Almost 150 youths attended a clinic sponsored by Jackrabbit players and coaching staff on the practice fields east of Coughlin-Alumni Stadium, just hours before SDSU hosted Youngstown State.

The camp was free and head coach John Stiegelmeier gave the children, who were in kindergarten through eighth grade, three simple rules.

Speaking for Stiegelmeier, who was preparing with his team for YSU, was ex-quarterback Reed Burckhardt, who told the camp, “respect the players (who are coaching the camp), play hard and have fun.”

Campers were taught fundamentals such as: tackling, passing, catching, weaving through cones, passing coverage and blocking.

The campers were also encouraged to let loose, as more than 20 kids pig-piled on an offensive lineman.

The SDSU athletic administration was pleased with the student athletes’ contributions.

“It’s the best thing about sports: seeing kids develop through athletics,” said Mark Burgers, associate athletic director for external operations.

“Kids’, 3 to 4 years all the way up, big dream is to be a Jackrabbit some day, and it is fun to see it go full circle. It’s the American dream when it comes to sporting.”

Burckhardt, who hails from Russell, Minn., knows all about the full circle of SDSU athletics.

“I can relate to those kids,” said Burckhardt, who was on the team that won the Great West Football Conference last year. “I played here, and I grew up a Jackrabbit fan.”

“It was a unique experience to be in their shoes, as a fan, then play and now coach.”

The camp was cut short, due to weather concerns, but even when the kids were given their game ticket, the redshirt freshmen were not yet done with their services. About 15 student athletes played tag with the kids inside Frost Arena.
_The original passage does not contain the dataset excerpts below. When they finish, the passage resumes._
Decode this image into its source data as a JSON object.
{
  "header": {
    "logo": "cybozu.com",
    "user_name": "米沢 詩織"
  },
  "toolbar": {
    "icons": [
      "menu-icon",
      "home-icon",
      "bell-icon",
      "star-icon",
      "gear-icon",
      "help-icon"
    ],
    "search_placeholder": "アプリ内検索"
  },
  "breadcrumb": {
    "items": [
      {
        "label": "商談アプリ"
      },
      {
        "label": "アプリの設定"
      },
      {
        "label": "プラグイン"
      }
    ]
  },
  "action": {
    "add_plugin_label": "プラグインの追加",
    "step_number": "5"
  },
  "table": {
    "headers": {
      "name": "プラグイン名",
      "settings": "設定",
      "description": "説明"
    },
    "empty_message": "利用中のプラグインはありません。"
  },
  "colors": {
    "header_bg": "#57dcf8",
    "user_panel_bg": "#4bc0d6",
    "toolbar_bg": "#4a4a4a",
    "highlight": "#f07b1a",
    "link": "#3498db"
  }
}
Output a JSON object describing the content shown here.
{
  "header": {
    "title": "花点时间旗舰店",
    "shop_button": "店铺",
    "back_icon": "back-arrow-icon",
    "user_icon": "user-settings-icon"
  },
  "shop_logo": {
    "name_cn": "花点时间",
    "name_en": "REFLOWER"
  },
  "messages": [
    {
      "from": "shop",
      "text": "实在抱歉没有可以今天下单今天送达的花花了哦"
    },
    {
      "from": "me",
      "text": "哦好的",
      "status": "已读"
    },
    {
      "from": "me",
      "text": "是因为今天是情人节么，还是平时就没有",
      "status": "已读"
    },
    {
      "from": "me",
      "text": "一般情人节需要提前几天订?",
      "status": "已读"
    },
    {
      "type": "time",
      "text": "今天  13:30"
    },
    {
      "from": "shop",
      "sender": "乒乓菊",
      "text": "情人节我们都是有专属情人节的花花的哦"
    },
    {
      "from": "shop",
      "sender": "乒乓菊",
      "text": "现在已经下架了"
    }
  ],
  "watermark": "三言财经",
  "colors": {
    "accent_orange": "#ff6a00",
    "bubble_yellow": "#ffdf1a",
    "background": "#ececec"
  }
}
The parents were happy that their kids had this unique opportunity to have such interactions with Jackrabbit players. Brad Gietzen, father of Ben and Matt, praised the players for being role models and a positive part of the community.

The players had a good time helping out, too.

Brendan Luedtke, offensive tackle, said, “I loved it. It’s a fun time to give back to the community, … have a good time with the kids and give them a taste of football.”